Self-deprecating realism aside, I’m proud of this blog. I’m happy with how a lot of things turned out. I’ve enjoyed getting to read the thoughts of the people who expressed them here, on twitter, on facebook, and in various places like that alley behind the Addison El station. I’m glad I stuck with it as long as I did. I have made myself laugh a few times and forced myself to think at least twice. I have a pretty good idea a few people have laughed and thought along with me, and it would be an insult to them if I weren’t at least a little proud of that.
And as much as I give Cubs fans a hard time, I admire the poor decision making and dreamy hopefulness that brings anyone to a point of Cub-related fanaticism. I like Cubs fans. I rarely agree with them about everything, but I don’t really agree with anybody about everything. I enjoy disagreeing with people. Disagreement is what drives me to learn. And learning is pretty awesome. I like being around people who are willing to argue with me. But all the same, I’m glad we can agree on our desire to see the Cubs win.
So if you’re a Cubs fan and you’re reading this, I’m doubly indebted to you. I wish I had more time to make you glad to have stumbled upon these words of mine (and to offer you some consolation for the disappointment of loving the Chicago National League ballclub).

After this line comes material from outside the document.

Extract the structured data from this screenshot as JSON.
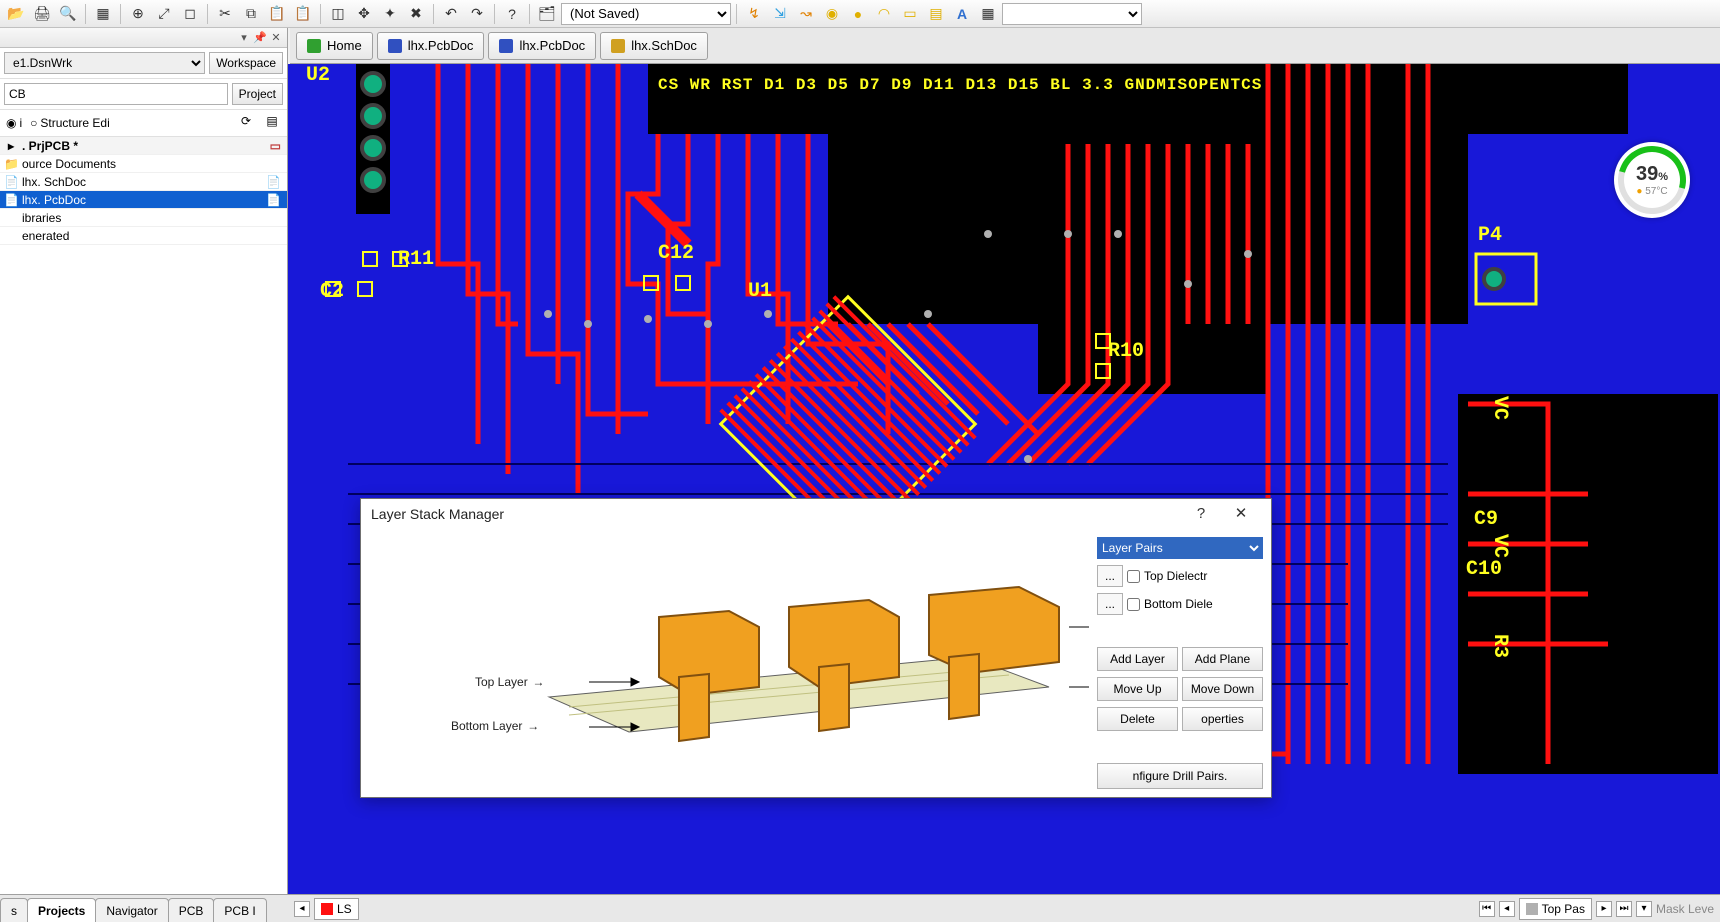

Fortunately, I do have more time. While I am sad to be leaving the confines of And Counting, I’m completely excited about ObstructedView.net. I’ll be writing at least as much if not for in the new location, and I can’t tell you how honored I am to be sharing the space with Tim, David, and Jeff, at least not without going into an embarrassing awkwardness I’d rather not breach.
So thank you for reading. I’m sorry this had to happen to you. I hope it happens many more times at Obstructed View.